Tuesday, October 29, 2013

Potash Producer ICL Weighing on Benchmark: Israel Markets

Israel Chemicals Ltd. (ICL), the fourth-largest potash producer in the world by sales, is weighing on the Tel Aviv benchmark stock index on concern the government will exact higher royalties amid a global oversupply.

ICL, as the Israeli crop maker is known, has tumbled 36 percent this year, while parent company Israel Corp. has slumped 29 percent. The stocks were set for the steepest annual plunges since 2008 and 2011, respectively. That compares with an 8.8 percent jump for the TA-25 index. With the two companies making up an average 10 percent of the index's weighting, their declines trimmed the advance of the equity gauge by 4.4 percentage points, according to data compiled by Bloomberg.

Finance Minister Yair Lapid said in April that natural resources are a public asset and set up a panel to review royalties paid by ICL, a year after the government doubled the producer's taxes to 10 percent. The Tel Aviv-based company will probably report the smallest profit in four years, according to the mean estimate of 13 analysts surveyed by Bloomberg.

"Everything that is going on with ICL with regards to raising royalties is diminishing confidence investors have in Israel," Gilad Alper, a senior analyst at Excellence Nessuah Brokerage Ltd. in Ramat Gan, said by phone on Oct. 28. "The index could have done a lot better if we didn't have the issue with ICL."

ICL derived 29 percent of revenue from potash fertilizers last year, according to data compiled by Bloomberg. The company said on Aug. 8 that it's considering boosting its potash production at existing mines, while also planning to list shares outside of Israel.

Potash Revenue

The government panel will probably submit recommendations on royalties only by mid-2014, Alper, who has a hold rating on the stock, said.

The Israeli producer's potash revenue fell last year to $1.96 billion from $2.28 in 2011, lagging behind sales of OAO Uralkali, Mosaic Co. and Potash Corp. of Saskatchewan Inc., according to data compiled by Bloomberg. Earnings per share will probably slump 19 percent this year, to 83 cents, the data show.

Uralkali's move to withdraw from an export sales venture with Belaruskali on July 30 sank shares of potash producers worldwide on concern profits will crumble because of lower prices and surplus supply. Uralkali estimated the price of the fertilizer may decline below $300 per ton from about $400 currently.

Potash on Oct. 24 posted lower-than-expected third-quarter revenue and cut its full-year earnings forecast. Chief Executive Officer Bill Doyle called Uralkali's decision self-destructive as the price of the commodity has slumped.

Takeover Scrapped

"When it comes to the fundamental situation in the potash market it is hard to see how things will significantly improve anytime soon for ICL," Alper said.

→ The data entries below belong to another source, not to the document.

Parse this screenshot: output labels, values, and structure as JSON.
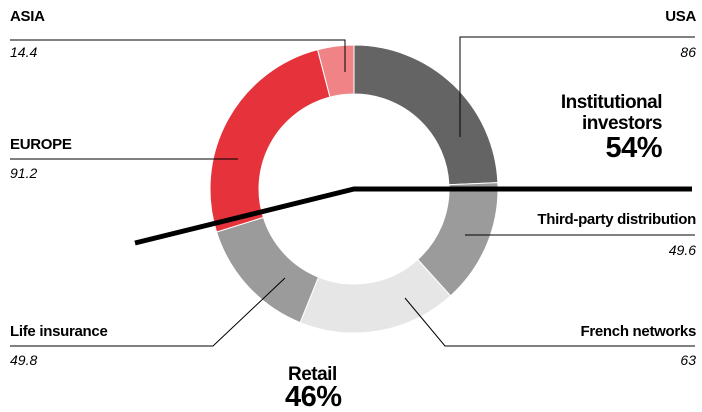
{
  "chart_data": {
    "type": "donut",
    "categories": [
      "USA",
      "Third-party distribution",
      "French networks",
      "Life insurance",
      "EUROPE",
      "ASIA"
    ],
    "values": [
      86,
      49.6,
      63,
      49.8,
      91.2,
      14.4
    ],
    "colors": [
      "#646464",
      "#9b9b9b",
      "#e6e6e6",
      "#9b9b9b",
      "#e5323b",
      "#f08386"
    ],
    "groups": [
      {
        "name": "Institutional investors",
        "value": 54,
        "value_label": "54%"
      },
      {
        "name": "Retail",
        "value": 46,
        "value_label": "46%"
      }
    ]
  }
}
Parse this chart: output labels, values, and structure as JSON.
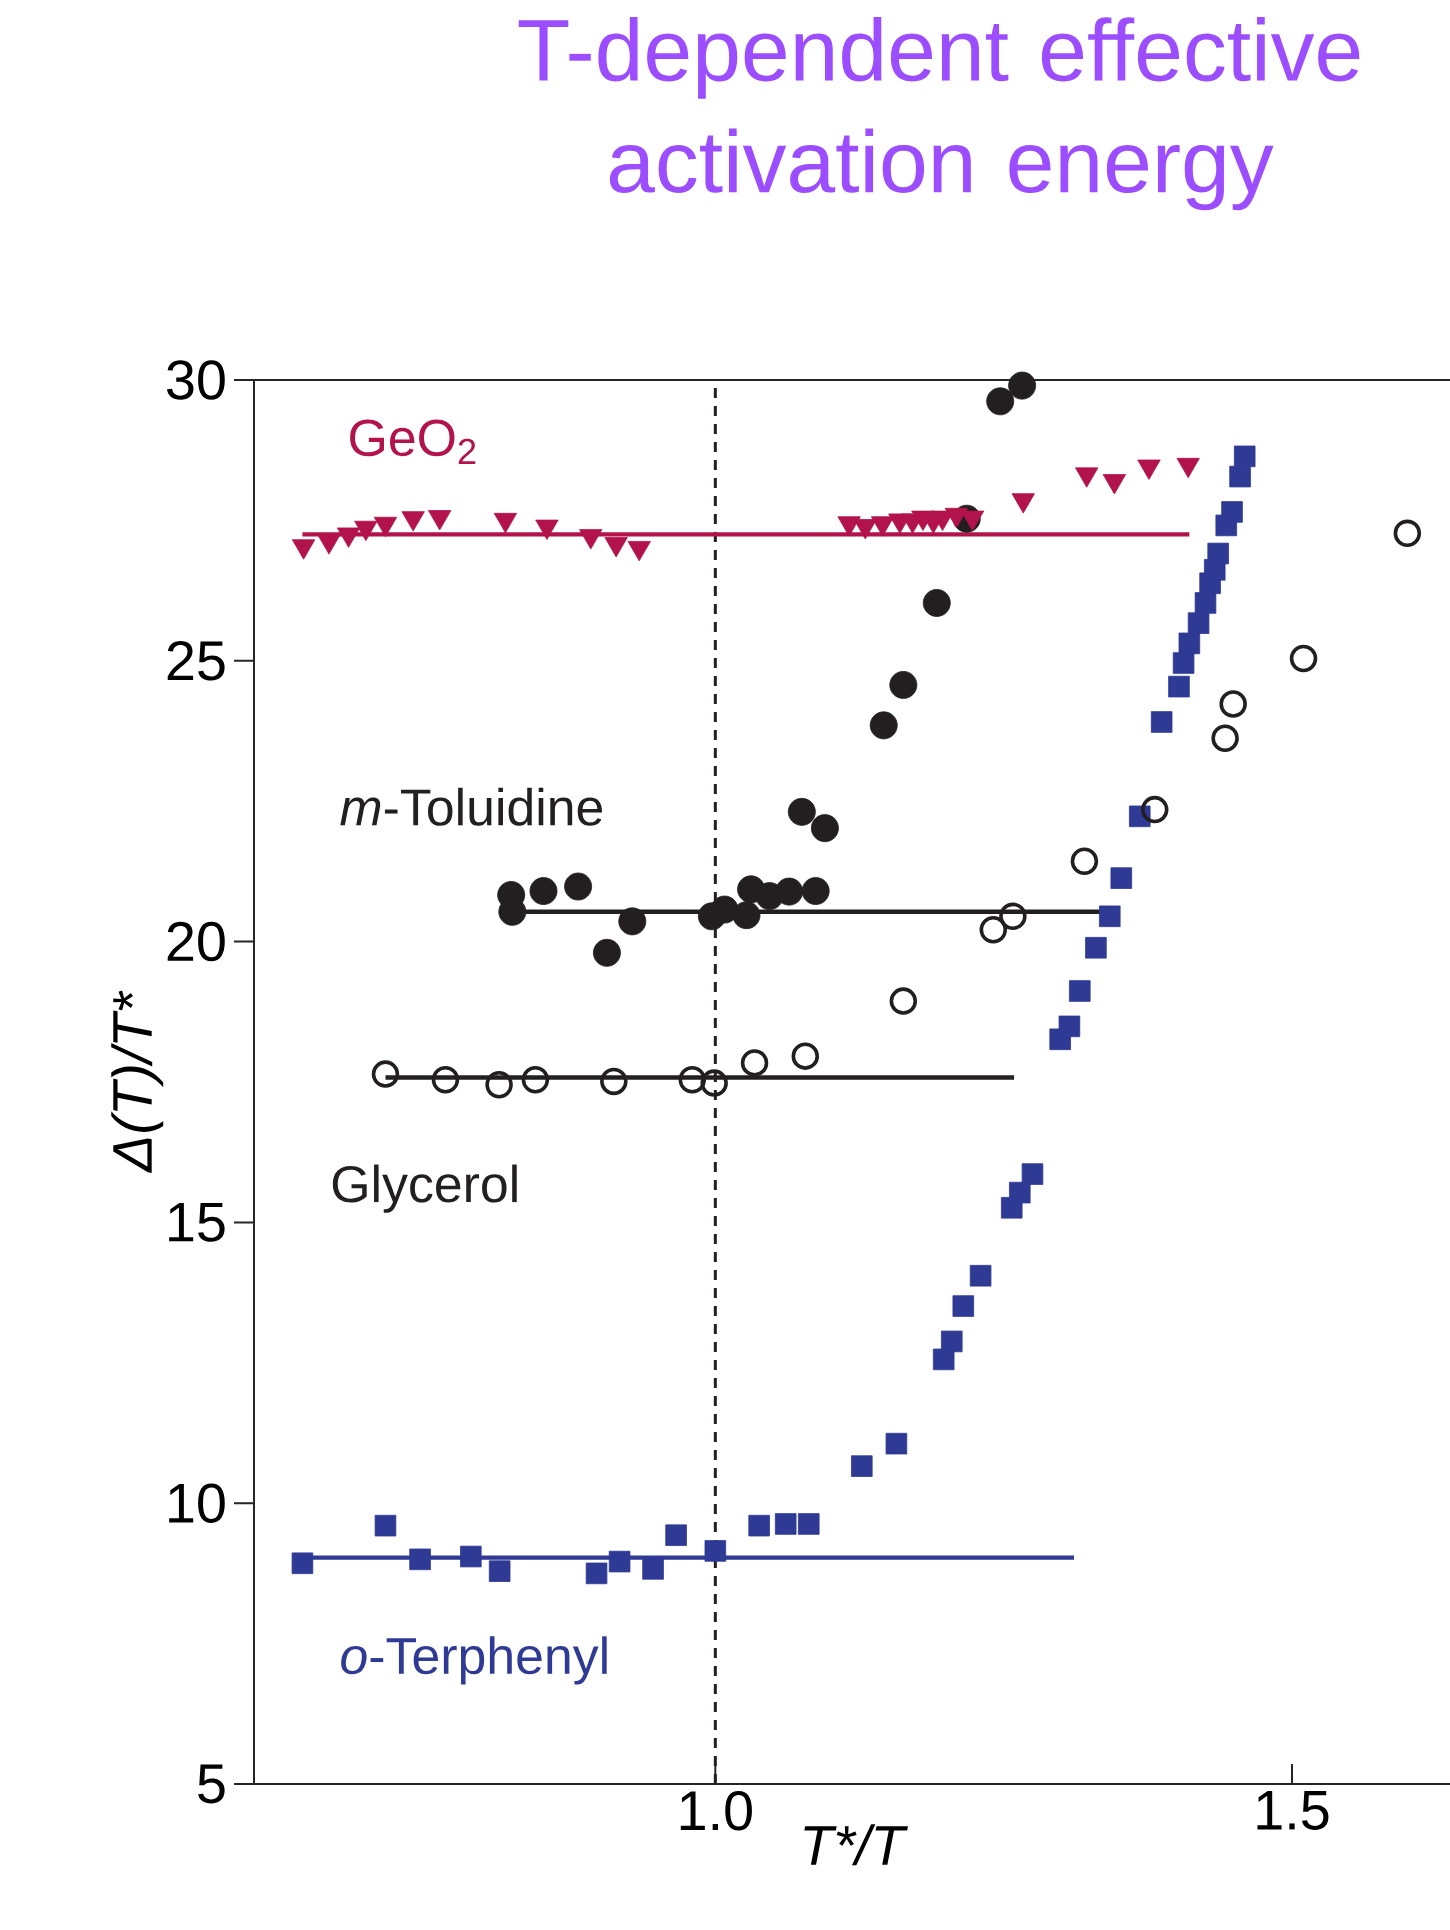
{
  "chart_data": {
    "type": "scatter",
    "title": "T-dependent effective activation energy",
    "xlabel": "T*/T",
    "ylabel": "Δ(T)/T*",
    "xlim": [
      0.6,
      1.637
    ],
    "ylim": [
      5,
      30
    ],
    "xticks": [
      {
        "value": 1.0,
        "label": "1.0"
      },
      {
        "value": 1.5,
        "label": "1.5"
      }
    ],
    "yticks": [
      5,
      10,
      15,
      20,
      25,
      30
    ],
    "ref_lines": [
      {
        "axis": "x",
        "value": 1.0,
        "line_style": "dashed",
        "color": "#231f20"
      }
    ],
    "series": [
      {
        "name": "GeO$_{2}$",
        "color": "#b3134b",
        "marker": "triangle",
        "x": [
          0.643,
          0.665,
          0.682,
          0.697,
          0.714,
          0.738,
          0.761,
          0.818,
          0.854,
          0.892,
          0.914,
          0.934,
          1.116,
          1.13,
          1.145,
          1.16,
          1.171,
          1.18,
          1.189,
          1.197,
          1.209,
          1.223,
          1.267,
          1.322,
          1.346,
          1.376,
          1.41
        ],
        "values": [
          27.04,
          27.13,
          27.25,
          27.37,
          27.44,
          27.54,
          27.56,
          27.51,
          27.39,
          27.22,
          27.08,
          27.01,
          27.45,
          27.4,
          27.45,
          27.5,
          27.5,
          27.55,
          27.5,
          27.55,
          27.6,
          27.55,
          27.86,
          28.32,
          28.2,
          28.46,
          28.49
        ]
      },
      {
        "type": "line",
        "color": "#b3134b",
        "x": [
          0.642,
          1.411
        ],
        "values": [
          27.25,
          27.25
        ]
      },
      {
        "name": "*m*-Toluidine",
        "color": "#231f20",
        "marker": "circle",
        "x": [
          0.823,
          0.824,
          0.851,
          0.881,
          0.906,
          0.928,
          0.997,
          1.008,
          1.027,
          1.031,
          1.047,
          1.064,
          1.075,
          1.087,
          1.095,
          1.146,
          1.163,
          1.192,
          1.218,
          1.247,
          1.266
        ],
        "values": [
          20.83,
          20.53,
          20.9,
          20.98,
          19.8,
          20.36,
          20.45,
          20.57,
          20.47,
          20.93,
          20.81,
          20.89,
          22.31,
          20.9,
          22.02,
          23.85,
          24.57,
          26.03,
          27.53,
          29.62,
          29.9
        ]
      },
      {
        "type": "line",
        "color": "#231f20",
        "x": [
          0.824,
          1.349
        ],
        "values": [
          20.53,
          20.53
        ]
      },
      {
        "name": "Glycerol",
        "color": "#231f20",
        "marker": "open circle",
        "x": [
          0.714,
          0.766,
          0.8125,
          0.844,
          0.912,
          0.98,
          0.999,
          1.034,
          1.078,
          1.163,
          1.241,
          1.258,
          1.32,
          1.381,
          1.442,
          1.449,
          1.51,
          1.6
        ],
        "values": [
          17.64,
          17.54,
          17.45,
          17.54,
          17.51,
          17.54,
          17.48,
          17.84,
          17.96,
          18.94,
          20.21,
          20.45,
          21.43,
          22.35,
          23.62,
          24.23,
          25.04,
          27.27
        ]
      },
      {
        "type": "line",
        "color": "#231f20",
        "x": [
          0.714,
          1.259
        ],
        "values": [
          17.58,
          17.58
        ]
      },
      {
        "name": "*o*-Terphenyl",
        "color": "#2e3a94",
        "marker": "square",
        "x": [
          0.642,
          0.714,
          0.744,
          0.788,
          0.813,
          0.897,
          0.917,
          0.946,
          0.966,
          1.0,
          1.038,
          1.061,
          1.081,
          1.127,
          1.157,
          1.198,
          1.205,
          1.215,
          1.23,
          1.257,
          1.264,
          1.275,
          1.299,
          1.307,
          1.316,
          1.33,
          1.342,
          1.352,
          1.368,
          1.387,
          1.402,
          1.406,
          1.411,
          1.419,
          1.425,
          1.429,
          1.433,
          1.436,
          1.443,
          1.448,
          1.455,
          1.459
        ],
        "values": [
          8.93,
          9.6,
          9.0,
          9.05,
          8.79,
          8.75,
          8.96,
          8.83,
          9.43,
          9.15,
          9.6,
          9.63,
          9.63,
          10.66,
          11.06,
          12.56,
          12.88,
          13.51,
          14.05,
          15.26,
          15.53,
          15.86,
          18.26,
          18.49,
          19.12,
          19.89,
          20.45,
          21.13,
          22.23,
          23.91,
          24.54,
          24.96,
          25.31,
          25.67,
          26.03,
          26.38,
          26.62,
          26.91,
          27.41,
          27.65,
          28.28,
          28.64
        ]
      },
      {
        "type": "line",
        "color": "#2e3a94",
        "x": [
          0.642,
          1.311
        ],
        "values": [
          9.03,
          9.03
        ]
      }
    ]
  }
}
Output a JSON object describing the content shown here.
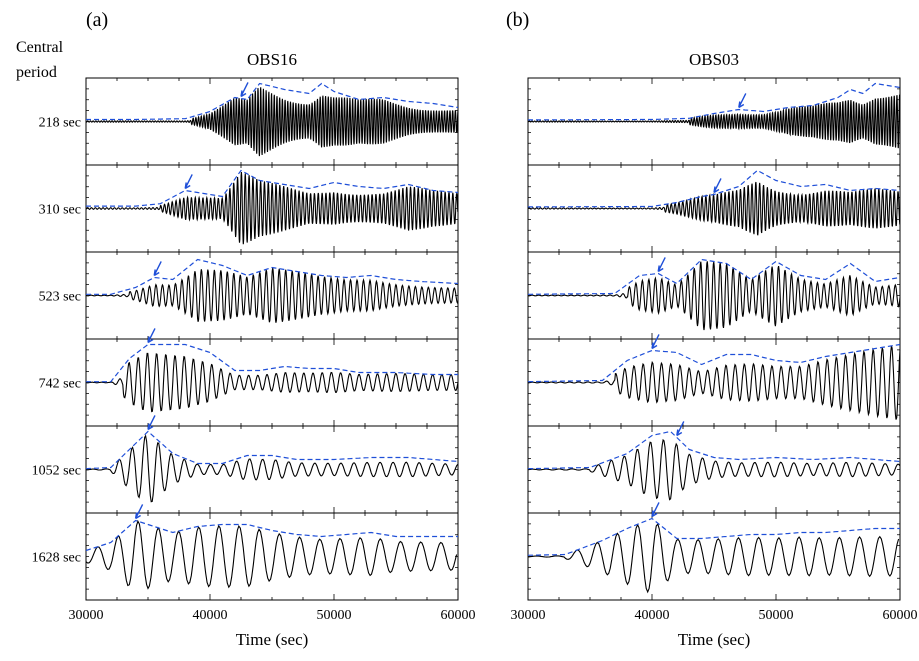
{
  "figure": {
    "row_header": [
      "Central",
      "period"
    ],
    "xlabel": "Time (sec)",
    "colors": {
      "trace": "#000000",
      "envelope": "#1f4fd8",
      "arrow": "#1f4fd8"
    }
  },
  "chart_data": [
    {
      "type": "line",
      "panel_label": "(a)",
      "title": "OBS16",
      "xlabel": "Time (sec)",
      "xlim": [
        30000,
        60000
      ],
      "xticks": [
        30000,
        40000,
        50000,
        60000
      ],
      "row_labels": [
        "218 sec",
        "310 sec",
        "523 sec",
        "742 sec",
        "1052 sec",
        "1628 sec"
      ],
      "series": [
        {
          "name": "218 sec",
          "period": 218,
          "onset": 38500,
          "arrival": 42500,
          "envelope": {
            "x": [
              30000,
              34000,
              38000,
              40000,
              42000,
              43000,
              44000,
              46000,
              48000,
              49000,
              50000,
              52000,
              54000,
              56000,
              58000,
              60000
            ],
            "y": [
              0.05,
              0.05,
              0.07,
              0.25,
              0.6,
              0.55,
              0.95,
              0.8,
              0.7,
              0.95,
              0.75,
              0.55,
              0.6,
              0.5,
              0.45,
              0.35
            ]
          }
        },
        {
          "name": "310 sec",
          "period": 310,
          "onset": 36000,
          "arrival": 38000,
          "envelope": {
            "x": [
              30000,
              34000,
              36000,
              38000,
              40000,
              41000,
              42500,
              44000,
              46000,
              48000,
              50000,
              52000,
              54000,
              56000,
              58000,
              60000
            ],
            "y": [
              0.06,
              0.06,
              0.12,
              0.45,
              0.35,
              0.3,
              0.95,
              0.7,
              0.6,
              0.5,
              0.65,
              0.55,
              0.5,
              0.6,
              0.45,
              0.4
            ]
          }
        },
        {
          "name": "523 sec",
          "period": 523,
          "onset": 33500,
          "arrival": 35500,
          "envelope": {
            "x": [
              30000,
              32000,
              34000,
              35500,
              37000,
              39000,
              41000,
              43000,
              45000,
              47000,
              49000,
              51000,
              53000,
              55000,
              57000,
              60000
            ],
            "y": [
              0.03,
              0.03,
              0.2,
              0.45,
              0.4,
              0.9,
              0.75,
              0.5,
              0.7,
              0.6,
              0.5,
              0.45,
              0.5,
              0.4,
              0.35,
              0.3
            ]
          }
        },
        {
          "name": "742 sec",
          "period": 742,
          "onset": 33000,
          "arrival": 35000,
          "envelope": {
            "x": [
              30000,
              32000,
              33500,
              35000,
              36500,
              38000,
              40000,
              42000,
              44000,
              46000,
              48000,
              50000,
              52000,
              55000,
              58000,
              60000
            ],
            "y": [
              0.02,
              0.02,
              0.6,
              0.95,
              0.95,
              0.95,
              0.75,
              0.3,
              0.3,
              0.4,
              0.35,
              0.35,
              0.25,
              0.25,
              0.2,
              0.2
            ]
          }
        },
        {
          "name": "1052 sec",
          "period": 1052,
          "onset": 32000,
          "arrival": 35000,
          "envelope": {
            "x": [
              30000,
              32000,
              33500,
              35000,
              37000,
              39000,
              41000,
              43000,
              45000,
              47000,
              50000,
              53000,
              56000,
              58000,
              60000
            ],
            "y": [
              0.02,
              0.05,
              0.5,
              0.95,
              0.4,
              0.15,
              0.15,
              0.35,
              0.35,
              0.25,
              0.25,
              0.3,
              0.3,
              0.25,
              0.2
            ]
          }
        },
        {
          "name": "1628 sec",
          "period": 1628,
          "onset": 30000,
          "arrival": 34000,
          "envelope": {
            "x": [
              30000,
              32000,
              34000,
              35500,
              37000,
              39000,
              41000,
              43000,
              45000,
              47000,
              49000,
              51000,
              53000,
              55000,
              57000,
              60000
            ],
            "y": [
              0.15,
              0.35,
              0.9,
              0.75,
              0.6,
              0.75,
              0.8,
              0.8,
              0.65,
              0.55,
              0.5,
              0.55,
              0.6,
              0.5,
              0.5,
              0.5
            ]
          }
        }
      ]
    },
    {
      "type": "line",
      "panel_label": "(b)",
      "title": "OBS03",
      "xlabel": "Time (sec)",
      "xlim": [
        30000,
        60000
      ],
      "xticks": [
        30000,
        40000,
        50000,
        60000
      ],
      "row_labels": [
        "218 sec",
        "310 sec",
        "523 sec",
        "742 sec",
        "1052 sec",
        "1628 sec"
      ],
      "series": [
        {
          "name": "218 sec",
          "period": 218,
          "onset": 43000,
          "arrival": 47000,
          "envelope": {
            "x": [
              30000,
              40000,
              43000,
              45000,
              47000,
              49000,
              51000,
              53000,
              55000,
              56000,
              57000,
              58000,
              59000,
              60000
            ],
            "y": [
              0.04,
              0.05,
              0.08,
              0.2,
              0.3,
              0.25,
              0.35,
              0.4,
              0.6,
              0.8,
              0.7,
              0.95,
              0.9,
              0.85
            ]
          }
        },
        {
          "name": "310 sec",
          "period": 310,
          "onset": 41000,
          "arrival": 45000,
          "envelope": {
            "x": [
              30000,
              40000,
              42000,
              44000,
              45000,
              47000,
              48500,
              50000,
              52000,
              54000,
              56000,
              58000,
              60000
            ],
            "y": [
              0.04,
              0.05,
              0.15,
              0.3,
              0.35,
              0.55,
              0.95,
              0.7,
              0.55,
              0.6,
              0.45,
              0.5,
              0.45
            ]
          }
        },
        {
          "name": "523 sec",
          "period": 523,
          "onset": 38000,
          "arrival": 40500,
          "envelope": {
            "x": [
              30000,
              37000,
              39000,
              40500,
              42000,
              44000,
              46000,
              48000,
              50000,
              52000,
              54000,
              56000,
              58000,
              60000
            ],
            "y": [
              0.03,
              0.05,
              0.5,
              0.55,
              0.3,
              0.9,
              0.8,
              0.4,
              0.85,
              0.5,
              0.4,
              0.8,
              0.35,
              0.45
            ]
          }
        },
        {
          "name": "742 sec",
          "period": 742,
          "onset": 37000,
          "arrival": 40000,
          "envelope": {
            "x": [
              30000,
              36000,
              38000,
              40000,
              42000,
              44000,
              46000,
              48000,
              50000,
              52000,
              54000,
              56000,
              58000,
              60000
            ],
            "y": [
              0.02,
              0.05,
              0.55,
              0.8,
              0.75,
              0.45,
              0.7,
              0.7,
              0.55,
              0.5,
              0.65,
              0.75,
              0.85,
              0.95
            ]
          }
        },
        {
          "name": "1052 sec",
          "period": 1052,
          "onset": 35000,
          "arrival": 42000,
          "envelope": {
            "x": [
              30000,
              35000,
              38000,
              40000,
              41500,
              43000,
              45000,
              47000,
              50000,
              53000,
              56000,
              58000,
              60000
            ],
            "y": [
              0.02,
              0.05,
              0.4,
              0.85,
              0.95,
              0.5,
              0.3,
              0.25,
              0.3,
              0.25,
              0.3,
              0.25,
              0.2
            ]
          }
        },
        {
          "name": "1628 sec",
          "period": 1628,
          "onset": 33000,
          "arrival": 40000,
          "envelope": {
            "x": [
              30000,
              33000,
              36000,
              38000,
              40000,
              42000,
              44000,
              46000,
              48000,
              50000,
              52000,
              54000,
              56000,
              58000,
              60000
            ],
            "y": [
              0.03,
              0.05,
              0.4,
              0.7,
              0.95,
              0.45,
              0.45,
              0.5,
              0.55,
              0.55,
              0.6,
              0.6,
              0.65,
              0.7,
              0.7
            ]
          }
        }
      ]
    }
  ]
}
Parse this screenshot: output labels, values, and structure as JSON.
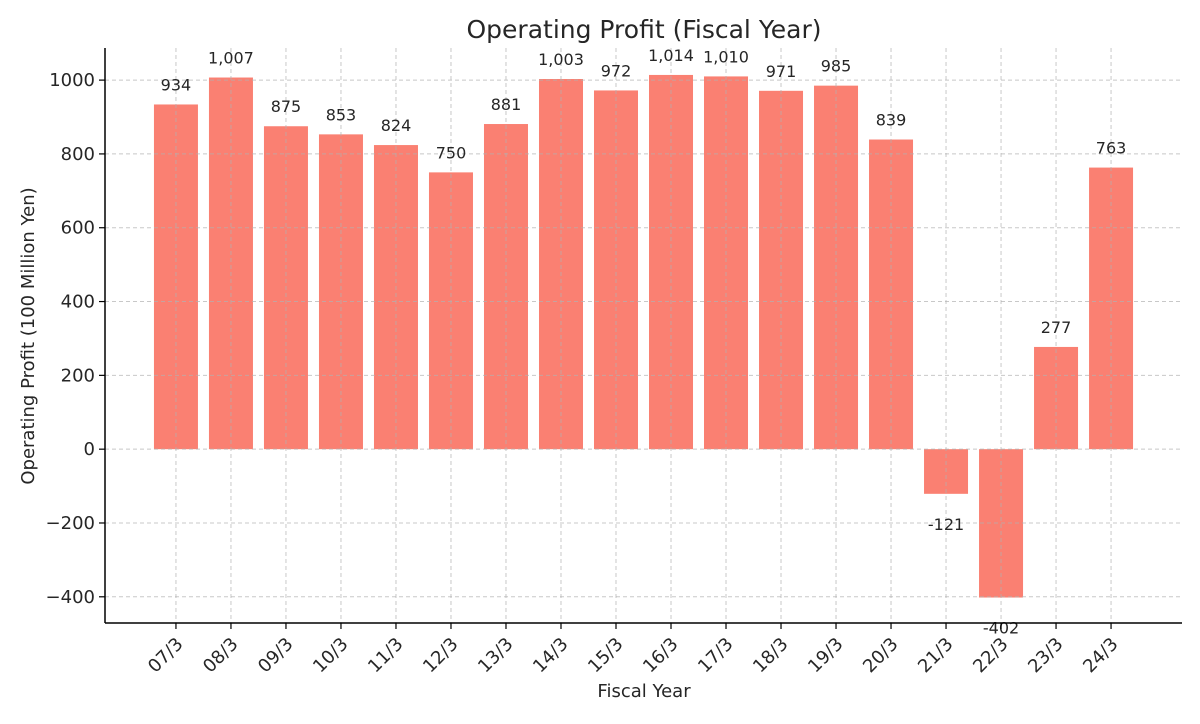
{
  "chart_data": {
    "type": "bar",
    "title": "Operating Profit (Fiscal Year)",
    "xlabel": "Fiscal Year",
    "ylabel": "Operating Profit (100 Million Yen)",
    "categories": [
      "07/3",
      "08/3",
      "09/3",
      "10/3",
      "11/3",
      "12/3",
      "13/3",
      "14/3",
      "15/3",
      "16/3",
      "17/3",
      "18/3",
      "19/3",
      "20/3",
      "21/3",
      "22/3",
      "23/3",
      "24/3"
    ],
    "values": [
      934,
      1007,
      875,
      853,
      824,
      750,
      881,
      1003,
      972,
      1014,
      1010,
      971,
      985,
      839,
      -121,
      -402,
      277,
      763
    ],
    "data_labels": [
      "934",
      "1,007",
      "875",
      "853",
      "824",
      "750",
      "881",
      "1,003",
      "972",
      "1,014",
      "1,010",
      "971",
      "985",
      "839",
      "-121",
      "-402",
      "277",
      "763"
    ],
    "ylim": [
      -471,
      1087
    ],
    "yticks": [
      -400,
      -200,
      0,
      200,
      400,
      600,
      800,
      1000
    ],
    "ytick_labels": [
      "−400",
      "−200",
      "0",
      "200",
      "400",
      "600",
      "800",
      "1000"
    ],
    "grid": true,
    "bar_color": "#FA8072"
  }
}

Shares of ICL also fell after a deal with Potash Corp. fell through. Finance Minister Lapid has said he will oppose the Canadian company's bid and ICL employees protested against the plans. Potash scrapped plans to buy ICL in April.

"There must be receptivity to foreign investment and certainty in the rules that govern such investment," Potash said in a PRNewswire statement on April 25.

The company said on Aug. 7 that it's considering boosting production of potash and dual-listing their shares overseas. Shares have rebounded 14 percent since falling to a four-year low on Sept. 8.

ICL's impact on the index is over, said Guil Bashan, an analyst at Israel Brokerage & Investment Ltd. in Tel Aviv. "I'm not so sure about recovery, but there isn't much more downside at this level."

Higher Taxes

The potash sector isn't the only industry where the government raised taxes. The Israeli parliament passed a law to raise taxes on profits from domestic energy resources in March 2011. The nation collects as much as 62 percent of energy profits from 30 percent previously.

Foreign investors may be discouraged by the government's steps to boost royalty taxes, ICL said in an e-mailed statement.

Shares gained 5.3 percent in the first quarter, before sinking 40 percent through yesterday. Israel Corp. rallied 13 percent in the first three months of the year and has lost 37 percent since then.

"The stock has been hit by several reasons," Joel Jackson, an analyst at BMO Financial Group, said by phone from Toronto yesterday. "It could be just a small increase for royalties or it could be in taxes or it could be meaningful. It would be hard to say but that is what's keeping a lot of investors on the sidelines."